As I have previously stated in conversation, the year 2014 saw me at my best (in some ways) and at my very worst. I had so much hope for the year. In some ways that hope was destroyed early on by my reaction to certain events that continue to plague me, or so it would seem – Regardless of how much I wish it would all just go away and disappear into the crack of the pottery. In some ways that hope of 2014 was realized – I portrayed this sort of semi-professional and found someone who pushed me to be better, even when at my worst.

All I could ever ask is that this person had “known me before the accident / For with that grand collision came a grave consequence / Receptors overloaded, they burst and disconnect / ‘Til there was little feeling please work with what is left…” Or so that’s how Gibbard presents his situation in “The Ghosts of Beverly Drive.”

Gibbard then channels Ra Ra Riot in his chorus, ‘I don’t know why, I don’t know why / I don’t know what I expect to find / Where all the news is second hand / And everything just goes on as planned…”

Specifically, the line, “You wanna teach but not be taught / And I wanna sell but not be bought” pulls at my heart a bit. As an educator of sorts, I truly did want to teach rather than be taught and wanted to train people to sell and sell myself rather than just be another person who could be bought. In many ways, I still feel that I have so much to teach people, yet I refuse to be bought at anything less than what I feel I am worth. I guess that means I feel I’m worth something. My time, my work, and the amount of effort I put into my career – regardless of whether or not it is appreciated. I assume that the recognition that you have some sort of worth negates any previous feeling of depression, no?

Of course, the reverse is also true, I assume. Refusing to be taught, to learn or to be “bought” by others opens us (me) up to closing ourselves off.

Later in the album, I’m reminded of my travels to the east coast, while family and Nicole were in Texas, with “Little Wanderer.” I recall waking up hours before needing to be at the office and arriving hours before anyone else.
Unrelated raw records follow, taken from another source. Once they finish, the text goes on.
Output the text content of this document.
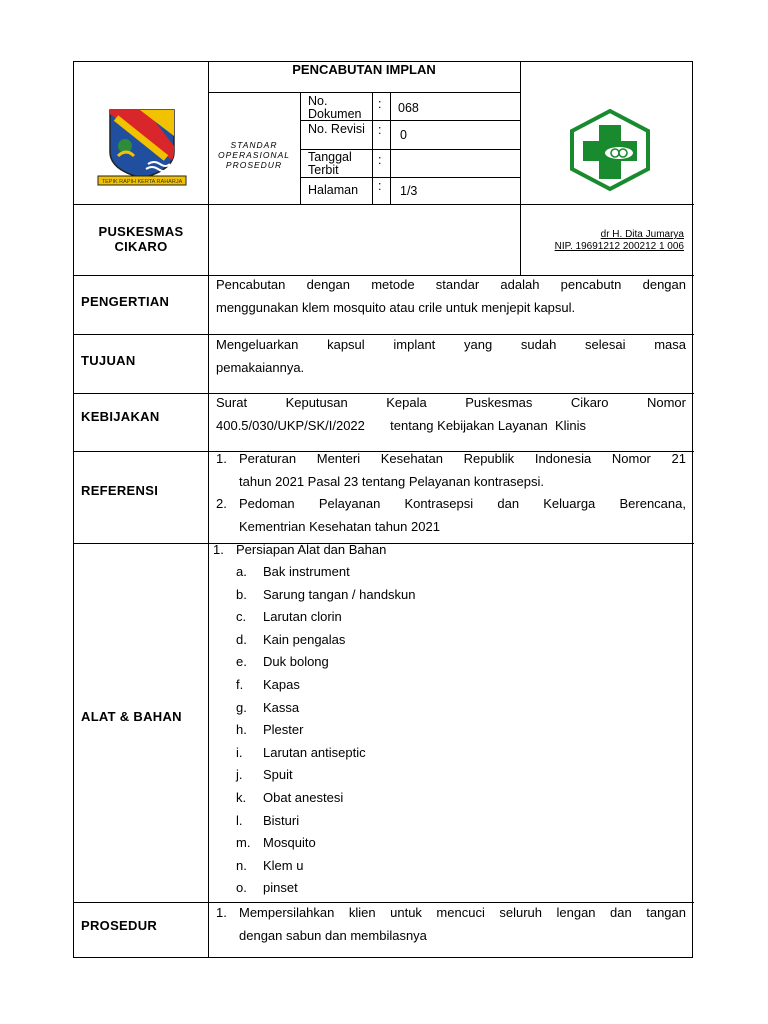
TEPIK RAPIH KERTA RAHARJA
PENCABUTAN IMPLAN
STANDAR
OPERASIONAL
PROSEDUR
No. Dokumen
: 068
No. Revisi	: 0
Tanggal Terbit
:
Halaman : 1/3
PUSKESMAS
CIKARO
dr H. Dita Jumarya
NIP. 19691212 200212 1 006
PENGERTIAN
Pencabutan dengan metode standar adalah pencabutn dengan
menggunakan klem mosquito atau crile untuk menjepit kapsul.
TUJUAN
Mengeluarkan kapsul implant yang sudah selesai masa
pemakaiannya.
KEBIJAKAN
Surat Keputusan Kepala Puskesmas Cikaro Nomor
400.5/030/UKP/SK/I/2022       tentang Kebijakan Layanan  Klinis
REFERENSI
1. Peraturan Menteri Kesehatan Republik Indonesia Nomor 21
tahun 2021 Pasal 23 tentang Pelayanan kontrasepsi.
2. Pedoman Pelayanan Kontrasepsi dan Keluarga Berencana,
Kementrian Kesehatan tahun 2021
ALAT & BAHAN
1. Persiapan Alat dan Bahan
a. Bak instrument
b. Sarung tangan / handskun
c. Larutan clorin
d. Kain pengalas
e. Duk bolong
f. Kapas
g. Kassa
h. Plester
i. Larutan antiseptic
j. Spuit
k. Obat anestesi
l. Bisturi
m. Mosquito
n. Klem u
o. pinset
PROSEDUR
1. Mempersilahkan klien untuk mencuci seluruh lengan dan tangan
dengan sabun dan membilasnya
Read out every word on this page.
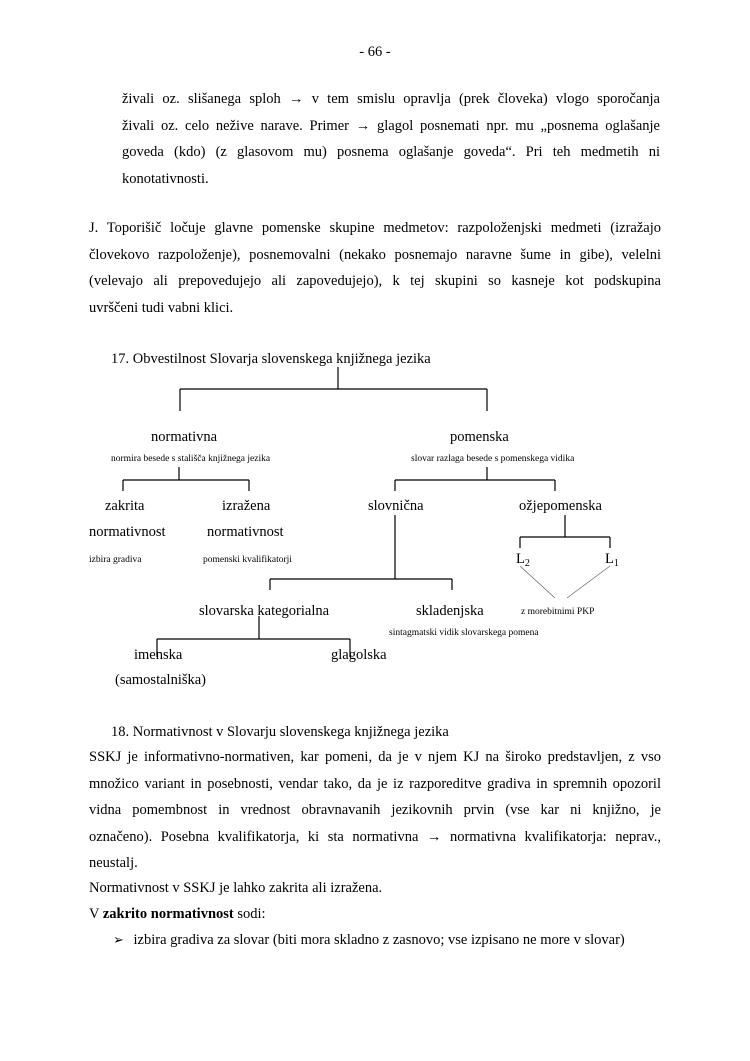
- 66 -
živali oz. slišanega sploh → v tem smislu opravlja (prek človeka) vlogo sporočanja
živali oz. celo nežive narave. Primer → glagol posnemati npr. mu „posnema oglašanje
goveda (kdo) (z glasovom mu) posnema oglašanje goveda“. Pri teh medmetih ni
konotativnosti.
J. Toporišič ločuje glavne pomenske skupine medmetov: razpoloženjski medmeti (izražajo
človekovo razpoloženje), posnemovalni (nekako posnemajo naravne šume in gibe), velelni
(velevajo ali prepovedujejo ali zapovedujejo), k tej skupini so kasneje kot podskupina
uvrščeni tudi vabni klici.
17. Obvestilnost Slovarja slovenskega knjižnega jezika
normativna
normira besede s stališča knjižnega jezika
pomenska
slovar razlaga besede s pomenskega vidika
zakrita
normativnost
izbira gradiva
izražena
normativnost
pomenski kvalifikatorji
slovnična	ožjepomenska
$L_2$	$L_1$
z morebitnimi PKP
slovarska kategorialna	skladenjska
sintagmatski vidik slovarskega pomena
imenska
(samostalniška)
glagolska
18. Normativnost v Slovarju slovenskega knjižnega jezika
SSKJ je informativno-normativen, kar pomeni, da je v njem KJ na široko predstavljen, z vso
množico variant in posebnosti, vendar tako, da je iz razporeditve gradiva in spremnih opozoril
vidna pomembnost in vrednost obravnavanih jezikovnih prvin (vse kar ni knjižno, je
označeno). Posebna kvalifikatorja, ki sta normativna → normativna kvalifikatorja: neprav.,
neustalj.
Normativnost v SSKJ je lahko zakrita ali izražena.
V zakrito normativnost sodi:
➢ izbira gradiva za slovar (biti mora skladno z zasnovo; vse izpisano ne more v slovar)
Partially to support my claim of semi-professionalism and partially because I couldn’t adjust to the time change. I recall thinking that, “the cherry blossoms were blooming / And that I was on [her] mind…” And I would “…[a]lways fall asleep when [she was] waking… [and] count the hours on my hands / Doing the math to the time zone [she’s] at / Is an unseen part of the plan…”

I recall the train ride to New York just to see her and the “…photo out [her] window of Paris / Of what you wish that I could see….” I also recall the reverse – Being the person alone, at home in the Midwest just to “be the lighthouse.”  For months, Nicole and I played this odd dance of being away from each other for work and family reasons just hoping that each other’s “…absence makes us grow fonder / I hope we always feel the same…” and “[w]hen our eyes meet past security, / We embrace in the baggage claim / When we kiss in the baggage claim.”

It’s obvious that much of this album was influenced by Gibbard and his relationship with Deschanel. Many may consider them to be the Indie King and Queen, but I refuse to accept that. If anything, Gibbard and Chris Walla (DCfC producer) share the King’s crown, opposite the true Queen, Jenny Lewis.

While I could spend hours more on this album and the history of DCfC, I won’t. If you don’t know my relation to Death Cab for Cutie by now, you most likely never will. I was around before they were Death Cab, before they were DCfC, before they were DCFC. I was around when they were, truly, Death Cab For Cutie.

Chris, we miss you. Please come back. As I told my brother, we miss the turn-of-the century albums, like “You Can Play These Songs With Chords,” the EPs, “Something About Airplanes,” “We Have the Facts,” et cetera.